Liu Ji-Long, Sung Li-Ying, Tian X Cindy, Yang Xiangzhong
Department of Animal Science, University of Connecticut, Storrs 06269, USA.
Biol Reprod. 2002 Dec;67(6):1853-63. doi: 10.1095/biolreprod.102.005694.
A previous study showed that with hypertonic sucrose treatment, a projection is formed in mouse metaphase II (MII) oocytes in proximity to the spindle and chromosomes, where a polarized cortical domain is located. However, little is known about the mechanisms involved in this process. Here, we designed a series of experiments to test the hypothesis that hypertonicity is the induction factor for the formation of projections in mouse MII oocytes. Our hypothesis was supported by the following evidence: 1) different concentrations of sucrose affected the formation and shape of projections, whereas serum or basic media had little effect; 2) other hypertonic sugar solutions could also induce projection formation; and 3) projections could also be induced by hypertonic NaCl solution. We then tested the hypothesis that the cytoskeleton was involved in the formation of hypertonicity-induced projections. This was investigated by culturing MII- and germinal vesicle-stage mouse oocytes in the presence or absence of cytoskeletal inhibitors, including cytochalasin B (disruption of actin filaments), nocodazole (disruption of microtubules), and taxol (polymerization of tubulin molecules). We found that none of the cytoskeletal inhibitors alone could prevent hypertonicity-induced projection formation, whereas the combination of cytochalasin B with nocodazole or with taxol blocked the formation of these projections in most matured oocytes. When immature oocytes were incubated in cytochalasin B, but not in nocodazole or taxol, the formation of an actin-rich domain and the peripheral positioning of the spindle were blocked during maturation; hence, no projections were formed, even after hypertonic sucrose treatment. Based on these observations, we propose that three components are necessary for projection formation: 1) a polarized cortical patch (e.g., an actin-rich domain), 2) rigid submembrane structures (e.g., a spindle and/or chromosomes), and 3) solid connections between the above. Any disturbance of one of these factors will affect the hypertonicity-induced projection formation. Hypertonicity-induced projection in mouse oocytes thus provides an experimental model for studies regarding cell polarity and the interaction between membrane and submembrane components.

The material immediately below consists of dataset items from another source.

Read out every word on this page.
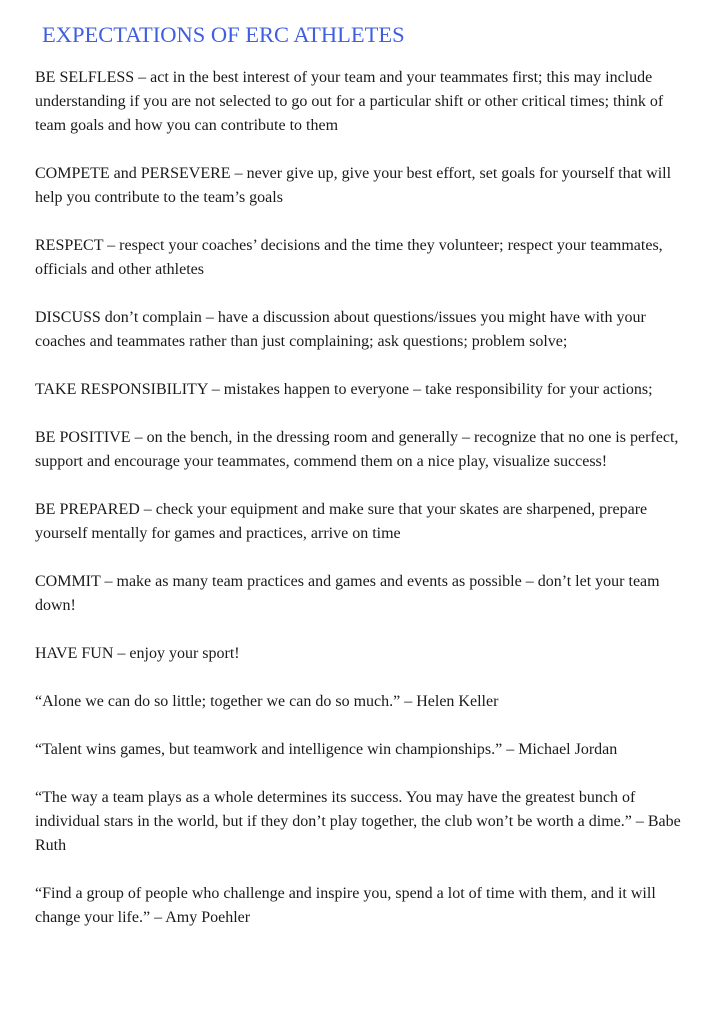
EXPECTATIONS OF ERC ATHLETES

BE SELFLESS – act in the best interest of your team and your teammates first; this may include understanding if you are not selected to go out for a particular shift or other critical times; think of team goals and how you can contribute to them

COMPETE and PERSEVERE – never give up, give your best effort, set goals for yourself that will help you contribute to the team’s goals

RESPECT – respect your coaches’ decisions and the time they volunteer; respect your teammates, officials and other athletes

DISCUSS don’t complain – have a discussion about questions/issues you might have with your coaches and teammates rather than just complaining; ask questions; problem solve;

TAKE RESPONSIBILITY – mistakes happen to everyone – take responsibility for your actions;

BE POSITIVE – on the bench, in the dressing room and generally – recognize that no one is perfect, support and encourage your teammates, commend them on a nice play, visualize success!

BE PREPARED – check your equipment and make sure that your skates are sharpened, prepare yourself mentally for games and practices, arrive on time

COMMIT – make as many team practices and games and events as possible – don’t let your team down!

HAVE FUN – enjoy your sport!

“Alone we can do so little; together we can do so much.” – Helen Keller

“Talent wins games, but teamwork and intelligence win championships.” – Michael Jordan

“The way a team plays as a whole determines its success. You may have the greatest bunch of individual stars in the world, but if they don’t play together, the club won’t be worth a dime.” – Babe Ruth

“Find a group of people who challenge and inspire you, spend a lot of time with them, and it will change your life.” – Amy Poehler
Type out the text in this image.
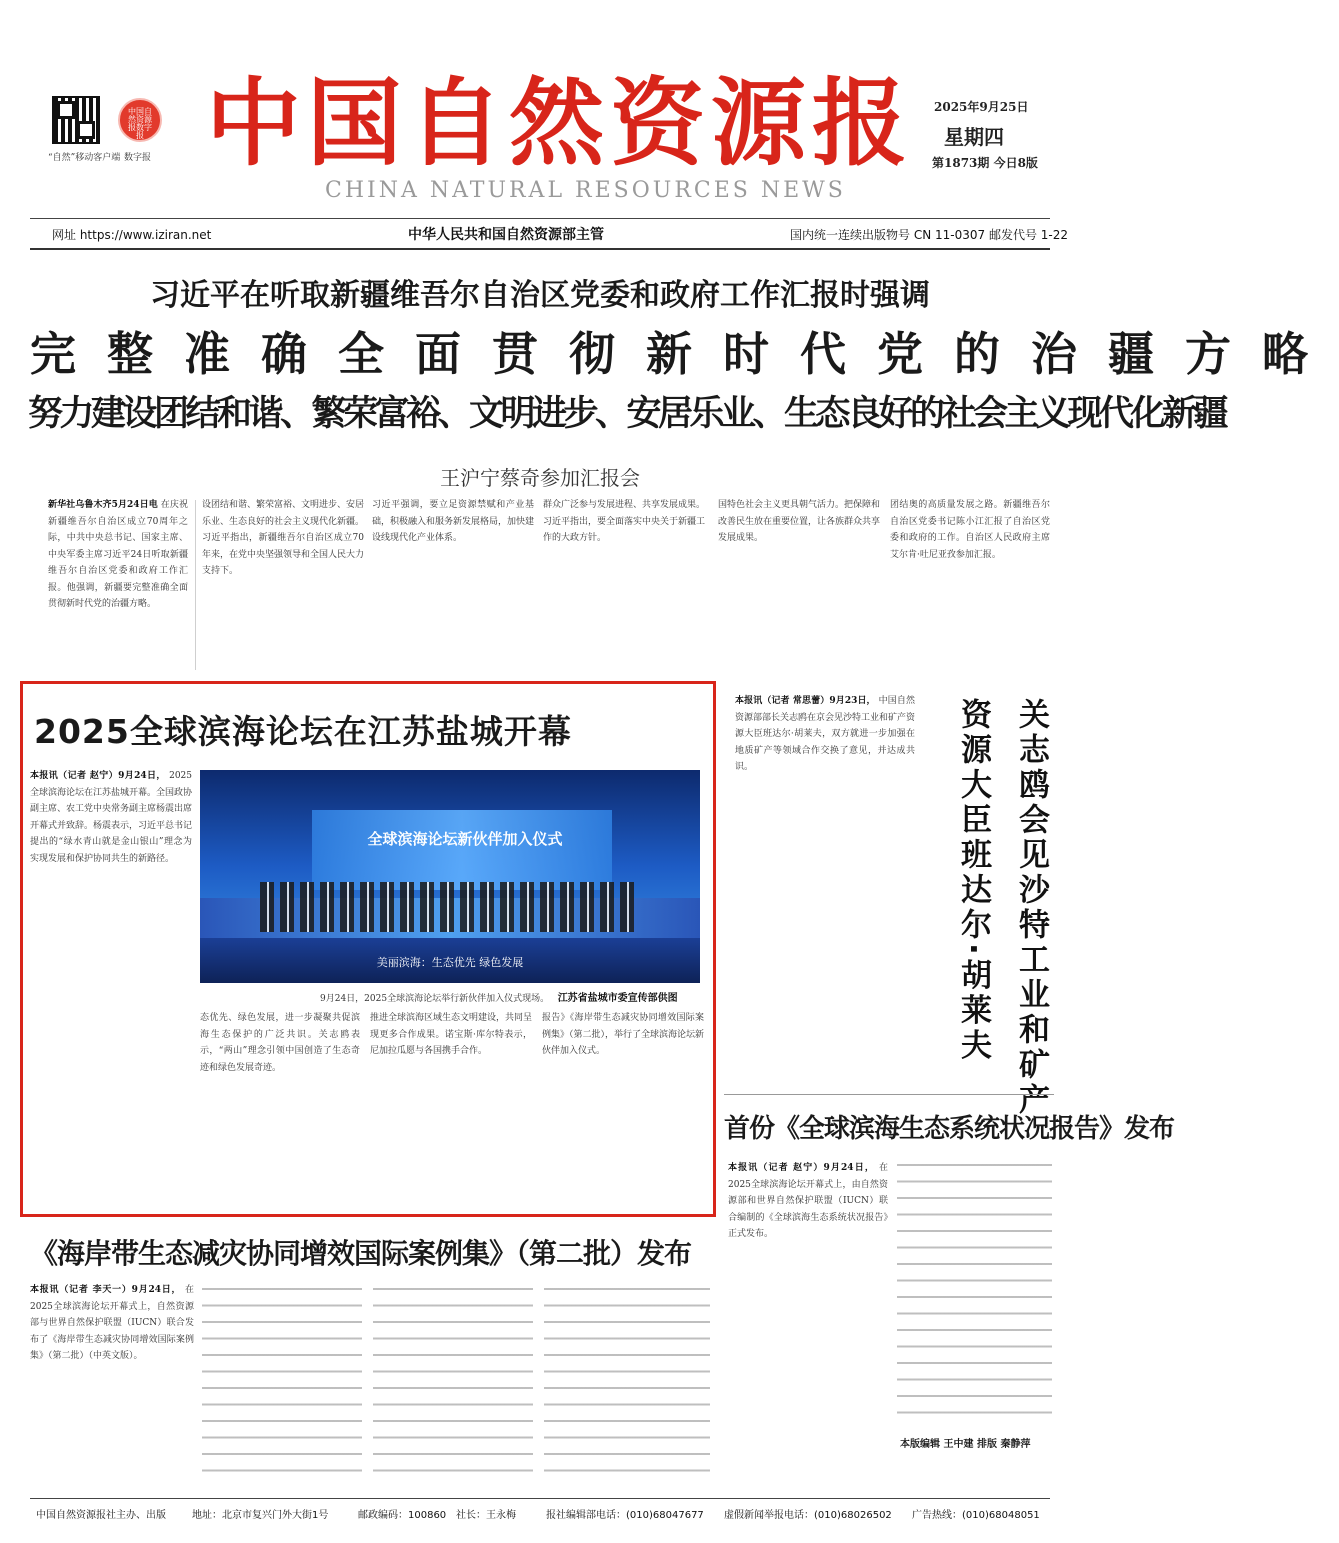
“自然”移动客户端
中国自然资源报数字报
数字报 中国自然资源报
CHINA NATURAL RESOURCES NEWS
2025年9月25日
星期四
第1873期 今日8版
网址 https://www.iziran.net	中华人民共和国自然资源部主管	国内统一连续出版物号 CN 11-0307 邮发代号 1-22
习近平在听取新疆维吾尔自治区党委和政府工作汇报时强调
完整准确全面贯彻新时代党的治疆方略
努力建设团结和谐、繁荣富裕、文明进步、安居乐业、生态良好的社会主义现代化新疆
王沪宁蔡奇参加汇报会
新华社乌鲁木齐5月24日电 在庆祝新疆维吾尔自治区成立70周年之际，中共中央总书记、国家主席、中央军委主席习近平24日听取新疆维吾尔自治区党委和政府工作汇报。他强调，新疆要完整准确全面贯彻新时代党的治疆方略。
设团结和谐、繁荣富裕、文明进步、安居乐业、生态良好的社会主义现代化新疆。习近平指出，新疆维吾尔自治区成立70年来，在党中央坚强领导和全国人民大力支持下。
习近平强调，要立足资源禁赋和产业基础，积极融入和服务新发展格局，加快建设线现代化产业体系。
群众广泛参与发展进程、共享发展成果。习近平指出，要全面落实中央关于新疆工作的大政方针。
国特色社会主义更具朝气活力。把保障和改善民生放在重要位置，让各族群众共享发展成果。
团结奥的高质量发展之路。新疆维吾尔自治区党委书记陈小江汇报了自治区党委和政府的工作。自治区人民政府主席艾尔肯·吐尼亚孜参加汇报。
2025全球滨海论坛在江苏盐城开幕
本报讯（记者 赵宁）9月24日， 2025全球滨海论坛在江苏盐城开幕。全国政协副主席、农工党中央常务副主席杨震出席开幕式并致辞。杨震表示，习近平总书记提出的“绿水青山就是金山银山”理念为实现发展和保护协同共生的新路径。
全球滨海论坛新伙伴加入仪式
美丽滨海：生态优先 绿色发展
9月24日，2025全球滨海论坛举行新伙伴加入仪式现场。 江苏省盐城市委宣传部供图
态优先、绿色发展，进一步凝聚共促滨海生态保护的广泛共识。关志鸥表示，“两山”理念引领中国创造了生态奇迹和绿色发展奇迹。
推进全球滨海区域生态文明建设，共同呈现更多合作成果。诺宝斯·库尔特表示，尼加拉瓜愿与各国携手合作。
报告》《海岸带生态减灾协同增效国际案例集》（第二批），举行了全球滨海论坛新伙伴加入仪式。
本报讯（记者 常思蕾）9月23日， 中国自然资源部部长关志鸥在京会见沙特工业和矿产资源大臣班达尔·胡莱夫，双方就进一步加强在地质矿产等领域合作交换了意见，并达成共识。	关志鸥会见沙特工业和矿产
资源大臣班达尔·胡莱夫
首份《全球滨海生态系统状况报告》发布
本报讯（记者 赵宁）9月24日， 在2025全球滨海论坛开幕式上，由自然资源部和世界自然保护联盟（IUCN）联合编制的《全球滨海生态系统状况报告》正式发布。
《海岸带生态减灾协同增效国际案例集》（第二批）发布
本报讯（记者 李天一）9月24日， 在2025全球滨海论坛开幕式上，自然资源部与世界自然保护联盟（IUCN）联合发布了《海岸带生态减灾协同增效国际案例集》（第二批）（中英文版）。
本版编辑 王中建 排版 秦静萍
中国自然资源报社主办、出版	地址：北京市复兴门外大街1号	邮政编码：100860 社长：王永梅	报社编辑部电话：(010)68047677 虚假新闻举报电话：(010)68026502 广告热线：(010)68048051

先前的一项研究表明,用高渗蔗糖处理时,在小鼠中期II(MII)卵母细胞中靠近纺锤体和染色体的位置会形成一个突起,此处是极化皮质区域所在之处。然而,对于这一过程涉及的机制知之甚少。在此,我们设计了一系列实验来检验高渗性是小鼠MII卵母细胞中突起形成的诱导因子这一假说。我们的假说得到了以下证据的支持:1)不同浓度的蔗糖会影响突起的形成和形状,而血清或基础培养基影响很小;2)其他高渗糖溶液也能诱导突起形成;3)高渗氯化钠溶液也能诱导突起形成。然后,我们检验了细胞骨架参与高渗诱导突起形成的假说。通过在有或没有细胞骨架抑制剂的情况下培养MII期和生发泡期小鼠卵母细胞来对此进行研究,这些抑制剂包括细胞松弛素B(破坏肌动蛋白丝)、诺考达唑(破坏微管)和紫杉醇(微管蛋白分子聚合)。我们发现,单独一种细胞骨架抑制剂都不能阻止高渗诱导的突起形成,而细胞松弛素B与诺考达唑或与紫杉醇联合使用则能在大多数成熟卵母细胞中阻止这些突起的形成。当未成熟卵母细胞在细胞松弛素B中孵育时,但在诺考达唑或紫杉醇中未孵育时,在成熟过程中富含肌动蛋白区域的形成和纺锤体的外周定位会被阻断;因此,即使经过高渗蔗糖处理也不会形成突起。基于这些观察结果,我们提出突起形成需要三个成分:1)一个极化皮质斑(例如,富含肌动蛋白的区域),2)刚性的膜下结构(例如,纺锤体和/或染色体),以及3)上述两者之间的牢固连接。这些因素中的任何一个受到干扰都会影响高渗诱导的突起形成。因此,小鼠卵母细胞中的高渗诱导突起为研究细胞极性以及膜与膜下成分之间的相互作用提供了一个实验模型。